There was no significant Congressional opposition to this expansive use of the Antiquities Act in Arizona and Alaska - perhaps in part because Arizona and Alaska were then only territories without representation in Congress. Substantial opposition did not materialize until 1943, when President Franklin D. Roosevelt proclaimed Jackson Hole National Monument in Wyoming. He did this to accept a donation of lands acquired by John D. Rockefeller, Jr., for addition to Grand Teton National Park after Congress had declined to authorize this park expansion. Roosevelt's proclamation unleashed a storm of criticism about use of the Antiquities Act to circumvent Congress. A bill abolishing Jackson Hole National Monument passed Congress but was vetoed by Roosevelt, and Congressional and court challenges to the proclamation authority were mounted. In 1950, Congress finally incorporated most of the monument into Grand Teton National Park, but the act doing so barred further use of the proclamation authority in Wyoming.
Since 1943 the proclamation authority has been used very sparingly, and seldom without advance Congressional consultation and support. In 1949, for example, President Harry S. Truman proclaimed Effigy Mounds National Monument to accept a donation of the land from the state of Iowa, at the request of Iowa's delegation. On those rare occasions when the proclamation authority was used in seeming defiance of local and congressional sentiment, Congress again retaliated. Just before he left office in 1961, President Dwight D. Eisenhower proclaimed the Chesapeake and Ohio Canal National Monument after Congress had declined to act on related national historical park legislation. The chairman of the House Interior Committee, Wayne Aspinall of Colorado, responded by blocking action on subsequent C & O Canal Park bills to the end of that decade.
The most substantial use of the proclamation authority came in 1978, when President Jimmy Carter proclaimed 15 new national monuments in Alaska after Congress had adjourned without passing a major Alaska lands bill strongly opposed in that state. Congress passed a revised version of the bill in 1980 incorporating most of these national monuments into national parks and preserves, but the act also curtailed further use of the proclamation authority in Alaska.

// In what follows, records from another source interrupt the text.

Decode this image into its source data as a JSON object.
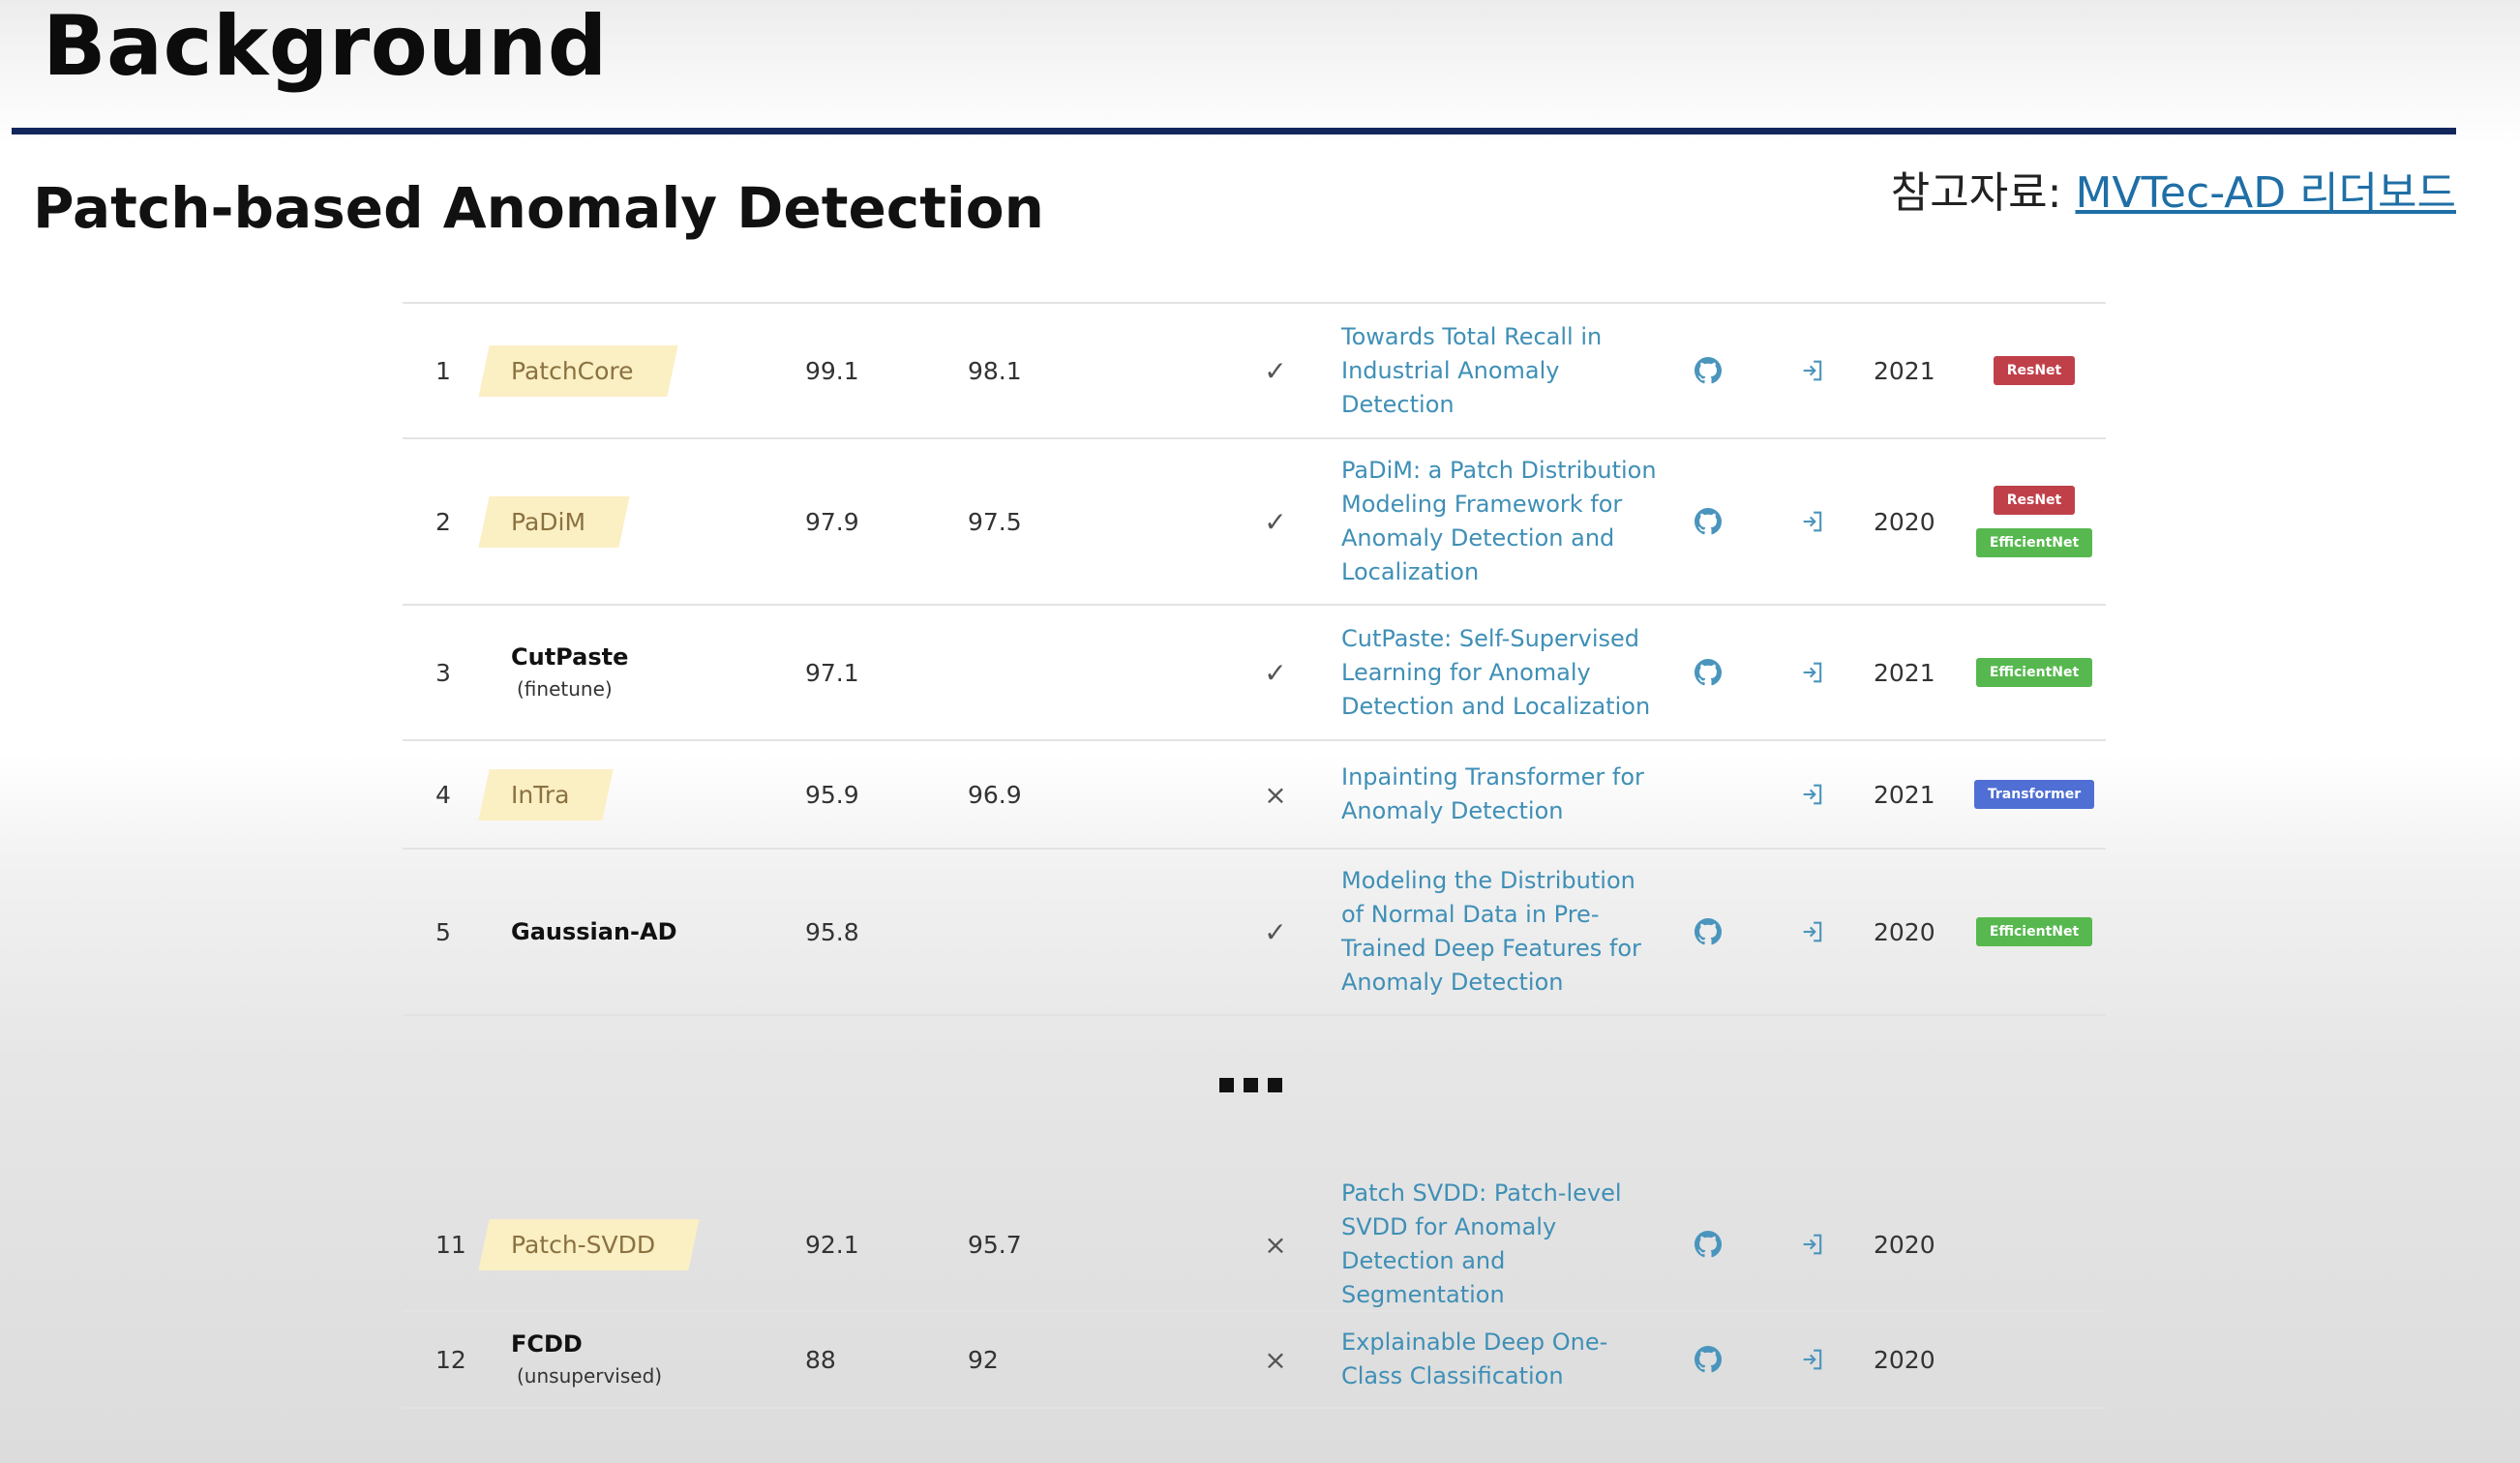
{
  "slide": {
    "title": "Background",
    "subtitle": "Patch-based Anomaly Detection",
    "ref_prefix": "참고자료: ",
    "ref_link": "MVTec-AD 리더보드"
  },
  "icons": {
    "code": "github-icon",
    "paper_link": "paper-link-icon",
    "extra_training_yes": "checkmark-icon",
    "extra_training_no": "x-icon",
    "ellipsis": "ellipsis-icon"
  },
  "colors": {
    "rule": "#13265c",
    "paper_link": "#3f8fb6",
    "highlight": "#fbefc4",
    "tag_resnet": "#c0404a",
    "tag_efficientnet": "#56b84e",
    "tag_transformer": "#4f6fd4"
  },
  "leaderboard": {
    "rows_top": [
      {
        "rank": "1",
        "model": "PatchCore",
        "model_sub": "",
        "highlight": true,
        "metric1": "99.1",
        "metric2": "98.1",
        "extra": "✓",
        "paper": "Towards Total Recall in Industrial Anomaly Detection",
        "code": true,
        "year": "2021",
        "tags": [
          "ResNet"
        ]
      },
      {
        "rank": "2",
        "model": "PaDiM",
        "model_sub": "",
        "highlight": true,
        "metric1": "97.9",
        "metric2": "97.5",
        "extra": "✓",
        "paper": "PaDiM: a Patch Distribution Modeling Framework for Anomaly Detection and Localization",
        "code": true,
        "year": "2020",
        "tags": [
          "ResNet",
          "EfficientNet"
        ]
      },
      {
        "rank": "3",
        "model": "CutPaste",
        "model_sub": "(finetune)",
        "highlight": false,
        "metric1": "97.1",
        "metric2": "",
        "extra": "✓",
        "paper": "CutPaste: Self-Supervised Learning for Anomaly Detection and Localization",
        "code": true,
        "year": "2021",
        "tags": [
          "EfficientNet"
        ]
      },
      {
        "rank": "4",
        "model": "InTra",
        "model_sub": "",
        "highlight": true,
        "metric1": "95.9",
        "metric2": "96.9",
        "extra": "×",
        "paper": "Inpainting Transformer for Anomaly Detection",
        "code": false,
        "year": "2021",
        "tags": [
          "Transformer"
        ]
      },
      {
        "rank": "5",
        "model": "Gaussian-AD",
        "model_sub": "",
        "highlight": false,
        "metric1": "95.8",
        "metric2": "",
        "extra": "✓",
        "paper": "Modeling the Distribution of Normal Data in Pre-Trained Deep Features for Anomaly Detection",
        "code": true,
        "year": "2020",
        "tags": [
          "EfficientNet"
        ]
      }
    ],
    "rows_bottom": [
      {
        "rank": "11",
        "model": "Patch-SVDD",
        "model_sub": "",
        "highlight": true,
        "metric1": "92.1",
        "metric2": "95.7",
        "extra": "×",
        "paper": "Patch SVDD: Patch-level SVDD for Anomaly Detection and Segmentation",
        "code": true,
        "year": "2020",
        "tags": []
      },
      {
        "rank": "12",
        "model": "FCDD",
        "model_sub": "(unsupervised)",
        "highlight": false,
        "metric1": "88",
        "metric2": "92",
        "extra": "×",
        "paper": "Explainable Deep One-Class Classification",
        "code": true,
        "year": "2020",
        "tags": []
      }
    ]
  }
}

The proclamation authority was not used again anywhere until 1996, when President Bill Clinton proclaimed the Grand Staircase-Escalante National Monument in Utah. This action was widely unpopular in Utah, and bills were introduced to further restrict the president's authority. To date none of them has been enacted. Most of the 16 national monuments created by President Clinton are managed not by the National Park Service, but by the Bureau of Land Management as part of the National Landscape Conservation System. New Monuments managed by the Park Service are Governors Island National Monument, Virgin Islands Coral Reef National Monument, and Minidoka Internment National Monument.
George W. Bush proclaimed two very different monuments in 2006, the hundredth anniversary of the Antiquities Act. African Burial Ground National Monument is a tiny archeological site in New York City. Northwestern Hawaiian Islands National Monument protects roughly 140,000 square miles (360,000 km²) of the Pacific Ocean — larger than all of America's national parks combined.
Presidents have used the Antiquities Act's proclamation authority not only to create new national monuments but to enlarge existing ones. For example, Franklin D. Roosevelt significantly enlarged Dinosaur National Monument in 1938, Lyndon B. Johnson added Ellis Island to Statue of Liberty National Monument in 1965, and Jimmy Carter made major additions to Glacier Bay and Katmai National Monuments in 1978.